To train the text DNN model that ML-assisted labeling uses, the input text per training example is limited to approximately the first 128 words in the document. For tabular input, all text columns are concatenated before this limit is applied. This practical limit allows the model training to complete in a reasonable amount of time. The actual text in a document (for file input) or set of text columns (for tabular input) can exceed 128 words. The limit pertains only to what the model internally uses during the training process.
The number of labeled items that's required to start assisted labeling isn't a fixed number. This number can vary significantly from one labeling project to another. The variance depends on many factors, including the number of label classes and the label distribution.
When you use consensus labeling, the consensus label is used for training.
Because the final labels still rely on input from the labeler, this technology is sometimes called human-in-the-loop labeling.
Note
ML-assisted data labeling doesn't support default storage accounts that are secured behind a virtual network. You must use a non-default storage account for ML-assisted data labeling. The non-default storage account can be secured behind the virtual network.
Pre-labeling
After you submit enough labels for training, the trained model is used to predict tags. The labeler now sees pages that show predicted labels already present on each item. The task then involves reviewing these predictions and correcting any mislabeled items before page submission.
After you train the machine learning model on your manually labeled data, the model is evaluated on a test set of manually labeled items. The evaluation helps determine the model's accuracy at different confidence thresholds. The evaluation process sets a confidence threshold beyond which the model is accurate enough to show pre-labels. The model is then evaluated against unlabeled data.
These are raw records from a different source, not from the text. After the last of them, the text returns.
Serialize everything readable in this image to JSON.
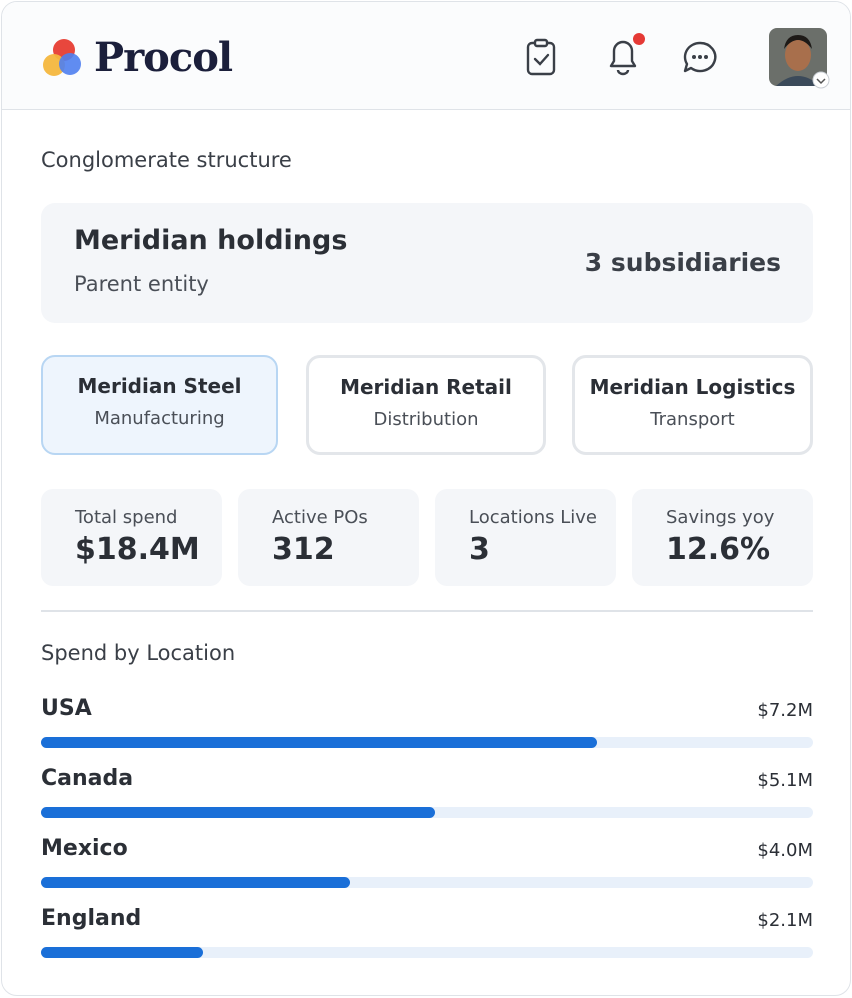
{
  "header": {
    "logo": "Procol"
  },
  "section_title": "Conglomerate structure",
  "parent": {
    "name": "Meridian holdings",
    "role": "Parent entity",
    "subsidiary_count": "3 subsidiaries"
  },
  "subsidiaries": [
    {
      "name": "Meridian Steel",
      "sector": "Manufacturing",
      "selected": true
    },
    {
      "name": "Meridian Retail",
      "sector": "Distribution",
      "selected": false
    },
    {
      "name": "Meridian Logistics",
      "sector": "Transport",
      "selected": false
    }
  ],
  "stats": [
    {
      "label": "Total spend",
      "value": "$18.4M"
    },
    {
      "label": "Active POs",
      "value": "312"
    },
    {
      "label": "Locations Live",
      "value": "3"
    },
    {
      "label": "Savings yoy",
      "value": "12.6%"
    }
  ],
  "spend_by_location": {
    "title": "Spend by Location",
    "categories": [
      "USA",
      "Canada",
      "Mexico",
      "England"
    ],
    "values": [
      7200000,
      5100000,
      4000000,
      2100000
    ],
    "value_labels": [
      "$7.2M",
      "$5.1M",
      "$4.0M",
      "$2.1M"
    ],
    "xlim": [
      0,
      10000000
    ],
    "color": "#1a6fd8"
  }
}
Items that have predictions that are more confident than the threshold are used for pre-labeling.
Initialize the text labeling project
After the labeling project is initialized, some aspects of the project are immutable. You can't change the task type or dataset. You can modify labels and the URL for the task description. Carefully review the settings before you create the project. After you submit the project, you return to the Data Labeling overview page, which shows the project as Initializing.
Note
The overview page might not automatically refresh. After a pause, manually refresh the page to see the project's status as Created.
Troubleshooting
For problems creating a project or accessing data, see Troubleshoot data labeling.